家までの道を1人で歩く。
デートを断る理由を考えてて熱って…。
バカすぎ…。
とりあえず今は帰って寝よう。
ひとまずリュウと晃に連絡を入れた。
と、すぐ電話がかかってきた。
晃だ。
『里香?大丈夫?』
「うん、寝れば治ると思う。」
『無理すんなよ?』
「ありがとうね。」
『それと悪いけど今日帰り遅くなんだよ。』
「わかった。頑張ってね。」
『リュウとハルに連絡つけとくから何もせずに寝てろよ?じゃあな。

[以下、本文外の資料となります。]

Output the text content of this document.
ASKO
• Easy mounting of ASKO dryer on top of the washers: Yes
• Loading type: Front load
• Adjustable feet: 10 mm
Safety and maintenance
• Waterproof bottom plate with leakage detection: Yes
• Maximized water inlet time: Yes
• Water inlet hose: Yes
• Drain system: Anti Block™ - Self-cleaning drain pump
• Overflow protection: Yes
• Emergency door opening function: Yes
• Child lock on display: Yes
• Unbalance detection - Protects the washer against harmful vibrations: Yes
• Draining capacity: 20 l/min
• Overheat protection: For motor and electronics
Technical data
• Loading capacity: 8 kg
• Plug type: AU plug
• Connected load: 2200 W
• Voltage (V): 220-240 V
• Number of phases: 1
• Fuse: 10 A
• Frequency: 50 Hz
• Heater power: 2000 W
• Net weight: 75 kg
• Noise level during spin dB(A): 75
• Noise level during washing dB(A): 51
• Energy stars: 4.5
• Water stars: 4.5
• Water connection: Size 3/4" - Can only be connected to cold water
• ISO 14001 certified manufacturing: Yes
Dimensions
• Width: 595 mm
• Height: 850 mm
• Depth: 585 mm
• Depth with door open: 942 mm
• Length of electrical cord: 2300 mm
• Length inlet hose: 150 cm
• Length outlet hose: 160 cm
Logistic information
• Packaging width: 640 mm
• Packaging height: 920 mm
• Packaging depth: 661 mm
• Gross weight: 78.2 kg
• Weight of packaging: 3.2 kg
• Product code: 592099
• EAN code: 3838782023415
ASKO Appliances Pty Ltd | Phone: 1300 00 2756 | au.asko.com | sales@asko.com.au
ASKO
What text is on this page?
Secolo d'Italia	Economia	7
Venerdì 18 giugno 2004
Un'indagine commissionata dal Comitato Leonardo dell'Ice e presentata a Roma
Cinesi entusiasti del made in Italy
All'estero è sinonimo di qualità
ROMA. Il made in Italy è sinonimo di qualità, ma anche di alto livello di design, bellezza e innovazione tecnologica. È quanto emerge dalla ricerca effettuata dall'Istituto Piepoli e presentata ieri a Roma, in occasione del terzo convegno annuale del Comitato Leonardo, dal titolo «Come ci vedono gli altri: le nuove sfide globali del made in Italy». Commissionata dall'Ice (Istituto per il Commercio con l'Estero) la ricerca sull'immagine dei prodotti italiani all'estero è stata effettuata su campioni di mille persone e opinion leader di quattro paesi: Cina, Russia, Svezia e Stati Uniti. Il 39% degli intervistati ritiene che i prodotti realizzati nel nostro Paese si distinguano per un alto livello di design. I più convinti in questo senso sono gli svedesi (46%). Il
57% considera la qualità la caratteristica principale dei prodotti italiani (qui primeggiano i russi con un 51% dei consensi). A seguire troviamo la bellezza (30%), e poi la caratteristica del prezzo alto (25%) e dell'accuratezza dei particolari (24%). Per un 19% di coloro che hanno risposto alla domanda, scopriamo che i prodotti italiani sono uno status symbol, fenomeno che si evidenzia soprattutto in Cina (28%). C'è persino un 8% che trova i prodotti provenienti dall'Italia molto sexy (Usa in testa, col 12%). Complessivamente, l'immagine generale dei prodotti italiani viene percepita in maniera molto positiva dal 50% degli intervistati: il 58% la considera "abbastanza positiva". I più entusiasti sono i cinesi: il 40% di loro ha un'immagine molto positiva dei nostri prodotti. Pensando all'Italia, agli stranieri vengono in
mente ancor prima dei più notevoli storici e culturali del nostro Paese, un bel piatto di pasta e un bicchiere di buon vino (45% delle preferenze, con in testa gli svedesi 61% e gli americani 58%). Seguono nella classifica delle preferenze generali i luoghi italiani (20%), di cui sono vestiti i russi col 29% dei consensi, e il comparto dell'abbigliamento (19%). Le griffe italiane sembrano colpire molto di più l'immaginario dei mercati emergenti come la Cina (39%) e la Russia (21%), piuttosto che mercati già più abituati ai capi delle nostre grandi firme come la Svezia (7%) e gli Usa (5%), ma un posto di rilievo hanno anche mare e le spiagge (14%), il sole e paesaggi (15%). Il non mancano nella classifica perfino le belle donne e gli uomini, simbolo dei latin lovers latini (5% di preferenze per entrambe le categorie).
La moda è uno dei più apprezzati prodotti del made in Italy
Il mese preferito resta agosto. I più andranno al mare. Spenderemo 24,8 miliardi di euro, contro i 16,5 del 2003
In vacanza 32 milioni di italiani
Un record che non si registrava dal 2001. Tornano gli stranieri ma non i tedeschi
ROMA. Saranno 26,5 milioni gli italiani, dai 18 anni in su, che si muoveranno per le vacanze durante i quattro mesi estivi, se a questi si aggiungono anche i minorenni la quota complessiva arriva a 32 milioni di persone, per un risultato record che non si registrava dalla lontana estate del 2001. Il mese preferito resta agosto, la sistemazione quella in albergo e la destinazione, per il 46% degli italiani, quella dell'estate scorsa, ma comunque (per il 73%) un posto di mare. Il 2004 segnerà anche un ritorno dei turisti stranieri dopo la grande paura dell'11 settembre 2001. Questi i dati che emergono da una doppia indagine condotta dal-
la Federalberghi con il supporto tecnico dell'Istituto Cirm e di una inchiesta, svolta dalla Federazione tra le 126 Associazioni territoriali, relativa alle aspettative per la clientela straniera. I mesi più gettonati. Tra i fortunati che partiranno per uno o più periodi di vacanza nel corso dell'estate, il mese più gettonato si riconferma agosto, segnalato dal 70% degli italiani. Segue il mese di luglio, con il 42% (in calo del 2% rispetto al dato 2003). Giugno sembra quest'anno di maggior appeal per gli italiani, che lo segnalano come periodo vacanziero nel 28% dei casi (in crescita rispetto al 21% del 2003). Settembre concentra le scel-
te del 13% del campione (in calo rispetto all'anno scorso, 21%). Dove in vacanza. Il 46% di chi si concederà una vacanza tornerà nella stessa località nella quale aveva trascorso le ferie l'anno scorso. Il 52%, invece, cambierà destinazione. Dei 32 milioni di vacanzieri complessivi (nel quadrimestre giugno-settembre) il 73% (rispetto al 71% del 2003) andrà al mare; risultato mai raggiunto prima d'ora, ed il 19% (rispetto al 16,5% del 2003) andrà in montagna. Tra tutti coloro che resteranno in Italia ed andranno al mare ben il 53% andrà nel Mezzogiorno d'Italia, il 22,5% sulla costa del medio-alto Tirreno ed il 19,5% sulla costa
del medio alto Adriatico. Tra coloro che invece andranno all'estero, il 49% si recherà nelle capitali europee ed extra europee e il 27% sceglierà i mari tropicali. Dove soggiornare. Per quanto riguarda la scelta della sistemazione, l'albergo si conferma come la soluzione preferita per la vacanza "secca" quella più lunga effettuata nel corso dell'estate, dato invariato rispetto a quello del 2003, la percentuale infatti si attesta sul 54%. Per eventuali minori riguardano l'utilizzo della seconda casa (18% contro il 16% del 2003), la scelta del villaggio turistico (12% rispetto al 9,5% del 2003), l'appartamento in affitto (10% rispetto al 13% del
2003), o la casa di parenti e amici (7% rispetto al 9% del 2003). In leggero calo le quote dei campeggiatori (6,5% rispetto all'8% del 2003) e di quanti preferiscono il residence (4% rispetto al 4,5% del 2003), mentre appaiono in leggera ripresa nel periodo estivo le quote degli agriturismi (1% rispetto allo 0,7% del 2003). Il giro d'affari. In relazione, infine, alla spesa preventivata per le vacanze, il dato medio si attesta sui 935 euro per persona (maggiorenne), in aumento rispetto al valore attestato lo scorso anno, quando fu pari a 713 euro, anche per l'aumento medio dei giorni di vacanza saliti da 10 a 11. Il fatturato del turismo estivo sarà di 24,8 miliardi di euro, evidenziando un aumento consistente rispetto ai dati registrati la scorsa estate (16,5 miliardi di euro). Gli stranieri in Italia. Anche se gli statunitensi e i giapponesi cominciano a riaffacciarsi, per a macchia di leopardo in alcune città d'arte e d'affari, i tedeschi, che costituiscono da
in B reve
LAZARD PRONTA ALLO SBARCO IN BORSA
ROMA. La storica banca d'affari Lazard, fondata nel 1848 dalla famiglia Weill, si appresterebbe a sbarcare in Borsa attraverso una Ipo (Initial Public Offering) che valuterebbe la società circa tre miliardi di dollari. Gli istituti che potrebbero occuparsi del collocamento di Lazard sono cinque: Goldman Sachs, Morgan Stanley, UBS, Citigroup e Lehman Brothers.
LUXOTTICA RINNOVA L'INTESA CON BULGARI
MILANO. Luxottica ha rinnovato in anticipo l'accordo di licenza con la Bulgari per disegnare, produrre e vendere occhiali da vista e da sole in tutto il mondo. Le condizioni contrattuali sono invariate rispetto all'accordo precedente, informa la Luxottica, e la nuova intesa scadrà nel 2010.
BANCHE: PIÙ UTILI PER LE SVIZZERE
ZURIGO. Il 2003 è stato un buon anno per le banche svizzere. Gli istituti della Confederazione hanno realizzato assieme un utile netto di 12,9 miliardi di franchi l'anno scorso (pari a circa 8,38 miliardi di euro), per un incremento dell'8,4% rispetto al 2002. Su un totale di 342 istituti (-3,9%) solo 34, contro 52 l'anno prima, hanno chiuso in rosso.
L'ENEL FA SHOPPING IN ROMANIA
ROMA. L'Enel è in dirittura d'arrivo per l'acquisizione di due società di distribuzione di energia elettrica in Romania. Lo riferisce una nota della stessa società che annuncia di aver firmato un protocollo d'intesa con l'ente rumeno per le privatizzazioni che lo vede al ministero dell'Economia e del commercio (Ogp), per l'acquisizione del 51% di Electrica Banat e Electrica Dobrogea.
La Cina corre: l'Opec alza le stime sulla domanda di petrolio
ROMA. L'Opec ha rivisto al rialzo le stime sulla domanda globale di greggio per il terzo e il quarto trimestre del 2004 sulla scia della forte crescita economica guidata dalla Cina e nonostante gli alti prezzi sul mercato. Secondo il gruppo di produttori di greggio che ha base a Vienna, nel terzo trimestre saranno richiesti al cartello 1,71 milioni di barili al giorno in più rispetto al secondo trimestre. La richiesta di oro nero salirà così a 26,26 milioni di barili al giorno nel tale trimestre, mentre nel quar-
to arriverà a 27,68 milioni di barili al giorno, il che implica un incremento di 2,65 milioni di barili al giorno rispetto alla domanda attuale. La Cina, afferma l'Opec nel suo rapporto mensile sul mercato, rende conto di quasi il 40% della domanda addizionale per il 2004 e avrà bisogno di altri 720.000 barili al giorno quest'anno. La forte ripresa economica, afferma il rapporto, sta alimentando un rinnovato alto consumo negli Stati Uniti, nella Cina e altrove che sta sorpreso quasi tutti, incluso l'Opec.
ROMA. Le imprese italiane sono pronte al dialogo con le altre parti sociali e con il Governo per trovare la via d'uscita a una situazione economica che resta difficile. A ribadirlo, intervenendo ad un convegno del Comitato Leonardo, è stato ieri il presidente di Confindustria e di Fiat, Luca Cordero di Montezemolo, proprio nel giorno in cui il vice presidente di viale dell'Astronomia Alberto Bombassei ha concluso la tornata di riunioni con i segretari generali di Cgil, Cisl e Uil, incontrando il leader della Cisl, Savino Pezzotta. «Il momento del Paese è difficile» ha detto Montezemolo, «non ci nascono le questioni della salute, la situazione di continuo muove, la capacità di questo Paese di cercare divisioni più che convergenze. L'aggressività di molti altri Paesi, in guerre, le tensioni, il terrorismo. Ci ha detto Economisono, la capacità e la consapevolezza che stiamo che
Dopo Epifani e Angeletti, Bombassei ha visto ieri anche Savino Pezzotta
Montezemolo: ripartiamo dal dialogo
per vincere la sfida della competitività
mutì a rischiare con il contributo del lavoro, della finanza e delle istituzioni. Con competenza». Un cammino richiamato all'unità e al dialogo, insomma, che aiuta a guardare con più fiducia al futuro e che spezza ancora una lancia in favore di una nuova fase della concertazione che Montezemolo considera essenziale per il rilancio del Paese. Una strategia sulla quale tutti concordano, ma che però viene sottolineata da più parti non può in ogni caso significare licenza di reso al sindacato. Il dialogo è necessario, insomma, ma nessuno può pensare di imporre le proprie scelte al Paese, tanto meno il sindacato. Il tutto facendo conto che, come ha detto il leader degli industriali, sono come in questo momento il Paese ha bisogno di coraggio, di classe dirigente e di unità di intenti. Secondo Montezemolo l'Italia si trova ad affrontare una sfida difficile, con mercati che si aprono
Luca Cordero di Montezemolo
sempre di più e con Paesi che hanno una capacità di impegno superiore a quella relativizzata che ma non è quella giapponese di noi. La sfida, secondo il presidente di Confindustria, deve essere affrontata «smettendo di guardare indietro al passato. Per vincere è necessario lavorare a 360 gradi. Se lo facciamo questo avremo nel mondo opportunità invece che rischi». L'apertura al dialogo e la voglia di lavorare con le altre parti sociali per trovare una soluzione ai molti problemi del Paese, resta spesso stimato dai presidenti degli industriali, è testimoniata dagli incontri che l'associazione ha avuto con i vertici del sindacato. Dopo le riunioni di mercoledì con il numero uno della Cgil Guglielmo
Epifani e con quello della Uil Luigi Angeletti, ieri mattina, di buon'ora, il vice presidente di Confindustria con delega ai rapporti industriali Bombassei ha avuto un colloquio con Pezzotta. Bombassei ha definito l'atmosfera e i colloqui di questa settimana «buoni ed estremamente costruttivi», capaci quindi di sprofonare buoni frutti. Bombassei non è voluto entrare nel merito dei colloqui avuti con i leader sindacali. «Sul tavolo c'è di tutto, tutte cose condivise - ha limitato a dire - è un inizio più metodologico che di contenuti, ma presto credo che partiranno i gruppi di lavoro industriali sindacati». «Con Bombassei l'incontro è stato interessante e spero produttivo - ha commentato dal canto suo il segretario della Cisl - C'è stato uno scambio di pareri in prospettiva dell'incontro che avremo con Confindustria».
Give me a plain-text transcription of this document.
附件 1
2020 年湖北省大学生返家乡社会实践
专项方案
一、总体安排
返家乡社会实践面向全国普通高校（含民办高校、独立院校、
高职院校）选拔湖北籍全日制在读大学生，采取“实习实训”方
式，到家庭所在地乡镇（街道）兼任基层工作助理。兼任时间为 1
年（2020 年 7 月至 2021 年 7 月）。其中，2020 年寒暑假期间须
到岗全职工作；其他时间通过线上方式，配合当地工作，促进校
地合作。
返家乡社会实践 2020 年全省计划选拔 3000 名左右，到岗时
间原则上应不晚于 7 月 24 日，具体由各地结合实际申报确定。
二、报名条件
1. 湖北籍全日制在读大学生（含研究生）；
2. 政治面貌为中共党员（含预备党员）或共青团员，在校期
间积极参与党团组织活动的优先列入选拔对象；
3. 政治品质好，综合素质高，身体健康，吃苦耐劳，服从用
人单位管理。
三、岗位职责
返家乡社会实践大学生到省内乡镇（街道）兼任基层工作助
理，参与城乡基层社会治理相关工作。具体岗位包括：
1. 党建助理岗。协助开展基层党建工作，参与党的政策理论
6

』
忙しいのに電話くれたんだね。
あたしとことんダメだなぁ。
でも家族に移したくないから早く治さなきゃね!
今は甘えよう。
もう少しで家に着きそうだった。
あそこの十字路を左に曲がるの。
だけど右の道路によく知ってる顔がある。
「ナツ?」
近づいてみると、やっぱり那月だった。
ガードレールに寄りかかって下を向いている。
「なっちゃん。」
あたしが呼びかけると慌てて顔を上げた。
「リカちゃん…。」
「どうしたの、こんな所で。」
聞いた質問には俯いて答えてくれない。
無理に問い出そうとは思えなくて、手を引いて一緒にうちに帰った。